Obscene speech is not protected by the First Amendment. Here, however, the court found that McBreairty’s reference to a sexual act lacked prurience and was not, in the context, without merit. Thus the speech found objectionable by the school board was nonetheless protected by the First Amendment.
Foraging through Forum Analysis. The government must establish the constitutionality of any speech restrictions the government imposes. Review considers the places where speech will occur and the purposes of any gathering. “Forum analysis,” which proceeds from great liberality in speech to some restrictions upon speech, while superficially appealing, is nonetheless not infrequently something of a bog.
The federal court in Maine has provided a primer describing the degrees and kind of government restrictions that are n . Traditional public forums, such as parks, streets, or other places historically used for public communications, are free from regulation except where a government can demonstrate that any restriction is neutral and narrowly tailored to a compelling government interest. While time, place and manner restraints may be imposed, alternative communication channels must exist.
Where a government has designated that a space be open to the public, the same rules as for traditional public forums apply.
Limited public forums are open to certain groups or for certain topics, and speech may be restricted provided no permissible speech is restricted on the basis of viewpoint and that any restriction is reasonable in light of a forum’s purpose.
Nonpublic government property not traditionally or by designation used for public conversations may be subjected to speech restrictions provided that the goal of any restriction is not the suppression of disfavored speech.
Looking to Other Court’s Conclusions in the Absence of Controlling Precedent. Neither the U.S. Supreme Court of the U.S. Court of Appeals for the First Circuit has decided what sort of forum a school board meeting is, suggesting that the court might look to the determinations of other courts, most of which have found that school meetings are limited public forums.
The court rejected McBreairty’s argument that school boards are traditional public forums subject to only the most narrow government restrictions. School boards meet for particular purposes to discuss particular topics: as such, school boards may reasonably impose order on those proceedings.
As a limited public forum, a school board may regulate access in light of the forum’s purposes but the state may not unreasonably exclude speech based on viewpoint.
Distinguishing between content and viewpoint based restrictions allows a governing body to restrict speech as it relates to the purpose of the forum while forbidding excluding points of view on matters that are otherwise related to a forum’s purpose.
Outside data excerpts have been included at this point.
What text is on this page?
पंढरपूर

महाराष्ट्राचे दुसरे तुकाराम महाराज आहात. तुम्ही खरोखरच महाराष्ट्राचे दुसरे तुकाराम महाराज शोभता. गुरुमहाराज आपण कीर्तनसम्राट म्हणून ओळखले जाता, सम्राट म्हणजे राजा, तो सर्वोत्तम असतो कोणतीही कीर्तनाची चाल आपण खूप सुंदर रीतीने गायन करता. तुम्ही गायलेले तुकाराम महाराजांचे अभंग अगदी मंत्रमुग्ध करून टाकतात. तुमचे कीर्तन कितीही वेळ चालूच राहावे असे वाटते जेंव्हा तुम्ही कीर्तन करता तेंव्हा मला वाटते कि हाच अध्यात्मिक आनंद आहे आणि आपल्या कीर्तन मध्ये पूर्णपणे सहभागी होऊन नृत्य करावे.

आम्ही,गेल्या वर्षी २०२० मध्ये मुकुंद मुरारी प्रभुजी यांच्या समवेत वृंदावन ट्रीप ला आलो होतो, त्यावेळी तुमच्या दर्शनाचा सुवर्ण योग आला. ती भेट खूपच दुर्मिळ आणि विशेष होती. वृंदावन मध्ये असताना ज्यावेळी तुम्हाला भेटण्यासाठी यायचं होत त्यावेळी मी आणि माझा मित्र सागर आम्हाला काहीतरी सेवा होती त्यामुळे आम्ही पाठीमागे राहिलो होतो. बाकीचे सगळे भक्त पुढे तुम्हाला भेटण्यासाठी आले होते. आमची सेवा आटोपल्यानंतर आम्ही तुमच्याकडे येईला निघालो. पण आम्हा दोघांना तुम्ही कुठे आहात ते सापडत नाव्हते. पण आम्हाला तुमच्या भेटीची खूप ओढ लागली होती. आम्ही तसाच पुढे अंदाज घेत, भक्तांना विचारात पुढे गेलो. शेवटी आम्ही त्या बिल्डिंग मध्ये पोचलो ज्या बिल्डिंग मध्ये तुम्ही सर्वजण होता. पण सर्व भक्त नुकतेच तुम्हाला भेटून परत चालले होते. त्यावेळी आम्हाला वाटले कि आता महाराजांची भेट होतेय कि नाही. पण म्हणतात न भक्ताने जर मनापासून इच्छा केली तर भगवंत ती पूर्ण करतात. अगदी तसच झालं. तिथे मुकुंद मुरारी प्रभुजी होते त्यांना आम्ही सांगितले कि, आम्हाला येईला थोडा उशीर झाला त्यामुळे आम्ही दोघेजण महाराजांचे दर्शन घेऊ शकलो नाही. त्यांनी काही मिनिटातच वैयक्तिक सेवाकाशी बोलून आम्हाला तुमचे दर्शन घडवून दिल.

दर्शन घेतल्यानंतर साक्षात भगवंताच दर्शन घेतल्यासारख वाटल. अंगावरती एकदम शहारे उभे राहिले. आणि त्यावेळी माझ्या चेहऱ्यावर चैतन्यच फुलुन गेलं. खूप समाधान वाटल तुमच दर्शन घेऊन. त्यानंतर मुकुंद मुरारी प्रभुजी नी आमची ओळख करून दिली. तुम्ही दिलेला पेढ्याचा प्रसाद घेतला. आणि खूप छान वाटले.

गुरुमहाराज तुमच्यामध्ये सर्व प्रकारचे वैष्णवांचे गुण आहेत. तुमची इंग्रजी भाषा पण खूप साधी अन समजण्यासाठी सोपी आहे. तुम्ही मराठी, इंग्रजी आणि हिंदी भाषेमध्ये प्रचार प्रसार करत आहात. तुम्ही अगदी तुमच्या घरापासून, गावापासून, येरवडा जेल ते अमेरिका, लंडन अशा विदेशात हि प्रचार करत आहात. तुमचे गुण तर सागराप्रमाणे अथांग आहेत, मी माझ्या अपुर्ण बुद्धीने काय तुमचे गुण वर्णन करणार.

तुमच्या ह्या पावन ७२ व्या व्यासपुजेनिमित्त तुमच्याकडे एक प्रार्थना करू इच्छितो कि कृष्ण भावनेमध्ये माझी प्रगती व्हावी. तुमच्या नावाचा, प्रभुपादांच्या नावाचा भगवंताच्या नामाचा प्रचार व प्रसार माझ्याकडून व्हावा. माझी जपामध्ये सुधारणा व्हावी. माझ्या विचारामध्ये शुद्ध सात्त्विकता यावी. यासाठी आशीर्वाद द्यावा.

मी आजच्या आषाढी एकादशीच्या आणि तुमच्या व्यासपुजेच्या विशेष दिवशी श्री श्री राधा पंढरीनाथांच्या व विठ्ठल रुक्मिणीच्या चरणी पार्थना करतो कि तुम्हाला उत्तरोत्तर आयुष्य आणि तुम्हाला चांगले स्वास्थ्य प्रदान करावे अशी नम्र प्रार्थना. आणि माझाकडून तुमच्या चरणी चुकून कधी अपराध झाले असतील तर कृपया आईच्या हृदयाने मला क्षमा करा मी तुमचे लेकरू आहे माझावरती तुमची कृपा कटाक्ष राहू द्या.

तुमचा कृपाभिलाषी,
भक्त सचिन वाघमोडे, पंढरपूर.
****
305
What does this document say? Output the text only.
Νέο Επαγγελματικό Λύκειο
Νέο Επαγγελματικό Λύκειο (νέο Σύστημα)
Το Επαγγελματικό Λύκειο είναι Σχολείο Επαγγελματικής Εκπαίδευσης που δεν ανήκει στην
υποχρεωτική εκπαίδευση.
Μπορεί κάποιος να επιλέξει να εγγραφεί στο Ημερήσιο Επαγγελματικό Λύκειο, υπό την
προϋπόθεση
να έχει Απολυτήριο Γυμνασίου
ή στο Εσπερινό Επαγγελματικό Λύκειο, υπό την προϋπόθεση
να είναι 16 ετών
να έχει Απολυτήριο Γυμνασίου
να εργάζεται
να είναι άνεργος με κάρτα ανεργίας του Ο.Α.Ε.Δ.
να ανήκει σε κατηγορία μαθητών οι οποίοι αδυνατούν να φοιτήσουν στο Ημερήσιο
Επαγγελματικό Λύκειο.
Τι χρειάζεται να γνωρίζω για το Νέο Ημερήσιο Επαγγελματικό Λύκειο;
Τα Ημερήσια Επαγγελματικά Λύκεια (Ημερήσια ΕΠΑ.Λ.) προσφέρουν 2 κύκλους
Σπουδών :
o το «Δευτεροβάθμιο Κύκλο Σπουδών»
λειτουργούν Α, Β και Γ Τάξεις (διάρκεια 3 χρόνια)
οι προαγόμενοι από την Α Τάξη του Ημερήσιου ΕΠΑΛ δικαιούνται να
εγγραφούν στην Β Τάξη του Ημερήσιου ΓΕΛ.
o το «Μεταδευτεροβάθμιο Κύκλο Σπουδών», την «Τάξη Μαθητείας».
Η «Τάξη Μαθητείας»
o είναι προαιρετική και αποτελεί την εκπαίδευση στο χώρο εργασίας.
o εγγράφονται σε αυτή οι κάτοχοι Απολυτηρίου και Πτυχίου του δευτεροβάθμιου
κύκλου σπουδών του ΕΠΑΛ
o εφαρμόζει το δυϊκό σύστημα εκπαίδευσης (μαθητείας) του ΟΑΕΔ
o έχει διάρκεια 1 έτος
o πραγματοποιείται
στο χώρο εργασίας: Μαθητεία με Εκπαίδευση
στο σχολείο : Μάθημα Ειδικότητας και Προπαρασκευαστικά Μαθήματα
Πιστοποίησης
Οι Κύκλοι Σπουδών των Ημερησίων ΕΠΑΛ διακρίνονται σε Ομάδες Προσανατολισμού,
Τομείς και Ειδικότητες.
There May Be Some Discomfort. The court found McBreairty’s public comments concerned the school. Even if at times unorthodox or provocative, the court perceived that in the main McBreairty did not violate school board policy, although he did do so by referencing school personnel and exceeding time limits in speaking to the board.
While the warning letter issued to McBreairty might have carried the potential to chill speech, as McBreairty appeared undeterred as a matter of fact, that issue is not central to the decision.
Having rejected the idea that McBreairty’s speech was obscene, the court pointed with concern toward what appeared to be an ad hoc and cumulative approach to McBreairty’s appearances before the board. Any discomfort experienced by the board cannot justify restricting protected speech.
This Long is Too Long. Even if viewpoint discrimination were not conclusively established, an eight month ban on McBreairty’s presence at school board meetings is unreasonable, the court found.
Injunctive Relief Awarded. The court found that there is a likelihood that McBreairty will prevail on his as-applied First Amendment challenge and ordered the school to refrain from enforcing the penalties contained in its letter and in the trespass notice. While the school board has an interest in the orderliness of its meetings, that does not require months-long forfeiture of First Amendment speech rights.